The opinion thus aligns with a broader post–Niz‑Chavez trend: NTA defects are meaningful but must be timely and properly presented in the administrative process.
Complex Concepts Simplified
- Particular Social Group (PSG): One of the five protected grounds for asylum/withholding. In the Eleventh Circuit, courts evaluate proposed groups using factors such as immutability (unchangeable traits), identity and visibility (recognized as a distinct group), and homogeneity/cohesiveness (internal unity and clear boundaries). Groups defined by the persecutor’s actions or by the risk of harm are generally disfavored.
- Asylum vs. Withholding of Removal: Asylum requires a “well‑founded fear” of persecution on a protected ground and allows discretionary relief. Withholding is mandatory if the applicant shows it is “more likely than not” that her life or freedom would be threatened on a protected ground. Failure to establish a protected ground (like a cognizable PSG) defeats both.
- Substantial Evidence vs. De Novo Review: Factual findings are upheld unless the record compels a contrary result (substantial evidence). Legal questions (e.g., whether a PSG is cognizable) are reviewed anew (de novo).
- Chevron Deference and Loper Bright: Chevron required courts to defer to reasonable agency interpretations of ambiguous statutes. Loper Bright ended that deference, instructing courts to exercise independent judgment. In this case, the Eleventh Circuit’s own prior precedents already provided a legal framework for PSG analysis without deferring to the agency.
- NTA “Single Document” Rule: The NTA must include all required information, including the date and time of the hearing, in one document. Defects are claim‑processing, not jurisdictional, so proceedings are not automatically void. Arguments about NTA defects must be raised to the BIA to be preserved.
- Exhaustion: Parties must present their arguments to the BIA before seeking review in the court of appeals. If the government invokes this requirement, courts will enforce it and dismiss unexhausted claims.
- Derivative Beneficiary: A minor child can be included as a derivative on a parent’s asylum application.
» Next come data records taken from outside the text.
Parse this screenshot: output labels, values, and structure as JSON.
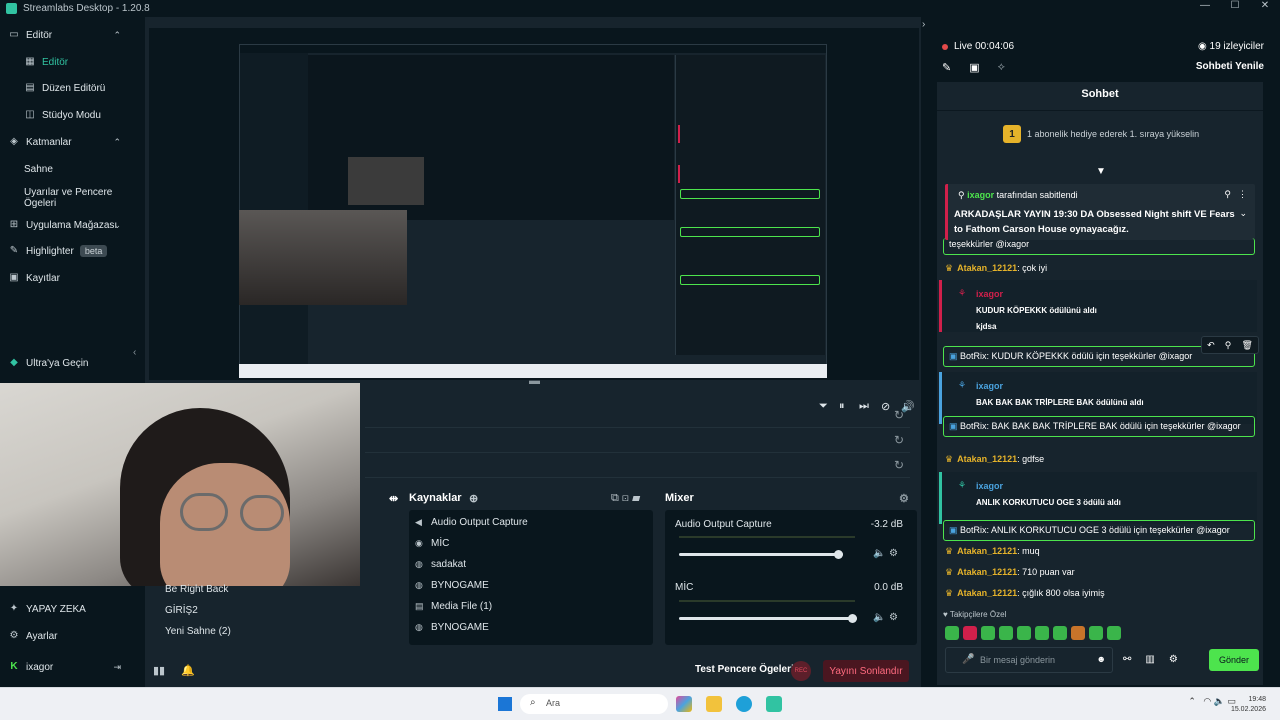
{
  "app": {
    "title": "Streamlabs Desktop - 1.20.8"
  },
  "sidebar": {
    "items": [
      {
        "label": "Editör",
        "icon": "monitor-icon",
        "chev": "⌃"
      },
      {
        "label": "Editör",
        "icon": "grid-icon"
      },
      {
        "label": "Düzen Editörü",
        "icon": "layout-icon"
      },
      {
        "label": "Stüdyo Modu",
        "icon": "studio-icon"
      },
      {
        "label": "Katmanlar",
        "icon": "layers-icon",
        "chev": "⌃"
      },
      {
        "label": "Sahne"
      },
      {
        "label": "Uyarılar ve Pencere Ögeleri"
      },
      {
        "label": "Uygulama Mağazası",
        "icon": "store-icon",
        "chev": "⌄"
      },
      {
        "label": "Highlighter",
        "icon": "highlighter-icon",
        "badge": "beta"
      },
      {
        "label": "Kayıtlar",
        "icon": "recordings-icon"
      }
    ],
    "ultra": "Ultra'ya Geçin",
    "bottom": [
      {
        "label": "YAPAY ZEKA",
        "icon": "ai-icon"
      },
      {
        "label": "Ayarlar",
        "icon": "gear-icon"
      },
      {
        "label": "ixagor",
        "icon": "kick-icon"
      }
    ]
  },
  "scenes": {
    "items": [
      "Be Right Back",
      "GİRİŞ2",
      "Yeni Sahne (2)"
    ]
  },
  "sources": {
    "title": "Kaynaklar",
    "items": [
      {
        "label": "Audio Output Capture",
        "icon": "speaker-icon"
      },
      {
        "label": "MİC",
        "icon": "mic-icon"
      },
      {
        "label": "sadakat",
        "icon": "text-icon"
      },
      {
        "label": "BYNOGAME",
        "icon": "browser-icon"
      },
      {
        "label": "Media File (1)",
        "icon": "media-icon"
      },
      {
        "label": "BYNOGAME",
        "icon": "browser-icon"
      }
    ]
  },
  "mixer": {
    "title": "Mixer",
    "channels": [
      {
        "name": "Audio Output Capture",
        "db": "-3.2 dB",
        "level": 0.92
      },
      {
        "name": "MİC",
        "db": "0.0 dB",
        "level": 1.0
      }
    ]
  },
  "footer": {
    "test": "Test Pencere Ögeleri",
    "rec": "REC",
    "end": "Yayını Sonlandır"
  },
  "right": {
    "live": "Live 00:04:06",
    "viewers": "19 izleyiciler",
    "refresh": "Sohbeti Yenile",
    "chat_title": "Sohbet",
    "gift_num": "1",
    "gift_text": "1 abonelik hediye ederek 1. sıraya yükselin",
    "pinned_by": "ixagor",
    "pinned_suffix": " tarafından sabitlendi",
    "pinned_body": "ARKADAŞLAR YAYIN 19:30 DA Obsessed Night shift VE Fears to Fathom Carson House oynayacağız.",
    "thanks_tail": "teşekkürler @ixagor",
    "messages": [
      {
        "user": "Atakan_12121",
        "text": ": çok iyi"
      },
      {
        "user": "Atakan_12121",
        "text": ": gdfse"
      },
      {
        "user": "Atakan_12121",
        "text": ": muq"
      },
      {
        "user": "Atakan_12121",
        "text": ": 710 puan var"
      },
      {
        "user": "Atakan_12121",
        "text": ": çığlık 800 olsa iyimiş"
      }
    ],
    "redeems": [
      {
        "user": "ixagor",
        "text": "KUDUR KÖPEKKK ödülünü aldı",
        "note": "kjdsa"
      },
      {
        "user": "ixagor",
        "text": "BAK BAK BAK TRİPLERE BAK ödülünü aldı"
      },
      {
        "user": "ixagor",
        "text": "ANLIK KORKUTUCU OGE 3 ödülü aldı"
      }
    ],
    "bot": [
      {
        "user": "BotRix",
        "text": ": KUDUR KÖPEKKK ödülü için teşekkürler @ixagor"
      },
      {
        "user": "BotRix",
        "text": ": BAK BAK BAK TRİPLERE BAK ödülü için teşekkürler @ixagor"
      },
      {
        "user": "BotRix",
        "text": ": ANLIK KORKUTUCU OGE 3 ödülü için teşekkürler @ixagor"
      }
    ],
    "followers_label": "Takipçilere Özel",
    "input_placeholder": "Bir mesaj gönderin",
    "send": "Gönder"
  },
  "taskbar": {
    "search": "Ara",
    "time": "19:48",
    "date": "15.02.2026"
  }
}
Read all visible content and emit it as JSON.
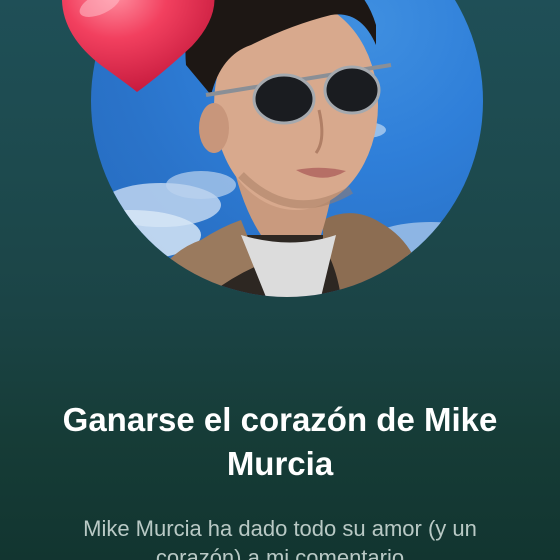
{
  "card": {
    "title": "Ganarse el corazón de Mike Murcia",
    "description": "Mike Murcia ha dado todo su amor (y un corazón) a mi comentario"
  },
  "icons": {
    "heart": "heart-icon"
  },
  "colors": {
    "background_top": "#1f4f57",
    "background_bottom": "#123530",
    "heart": "#f0385e",
    "title": "#ffffff",
    "description": "#b9c9c5"
  }
}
If the parent’s claim fails, the derivative claim typically fails unless the child filed a separate application.
Key Takeaways
- After Loper Bright, the Eleventh Circuit continues to apply Perez‑Zenteno’s PSG factors; the court’s task is independent judicial interpretation, but the governing test in this circuit remains unchanged.
- PSGs defined by persecutors’ conduct (e.g., “targeted by,” “recruited by”) or by the mere risk of harm are unlikely to be cognizable. Objective, intrinsic, and measurable criteria are essential.
- Broad formulations such as “young [nationality] men who refused gang recruitment” and “families targeted because of relatives in the U.S.” fail for lack of objective boundaries and for being persecutor‑defined.
- NTA defects must be exhausted before the BIA; there is no “unsettled‑caselaw” exception to the exhaustion requirement.
- Because the proposed PSGs failed, both asylum and withholding claims were denied; the NTA claim was dismissed for lack of exhaustion.
Conclusion
Baltazar‑Miranda de Velasquez clarifies two important post‑Loper Bright realities in the Eleventh Circuit. First, the court’s PSG analysis remains anchored in Perez‑Zenteno, requiring discrete and measurable criteria tied to intrinsic characteristics rather than persecutor‑driven definitions or risk‑of‑harm descriptors. Second, procedural rigor is indispensable: challenges to NTA sufficiency must be properly preserved before the BIA, and there is no recognized exception for evolving caselaw. Though unpublished, the opinion offers a clear signal for future PSG formulations and for administrative‑exhaustion expectations in removal proceedings within the Eleventh Circuit.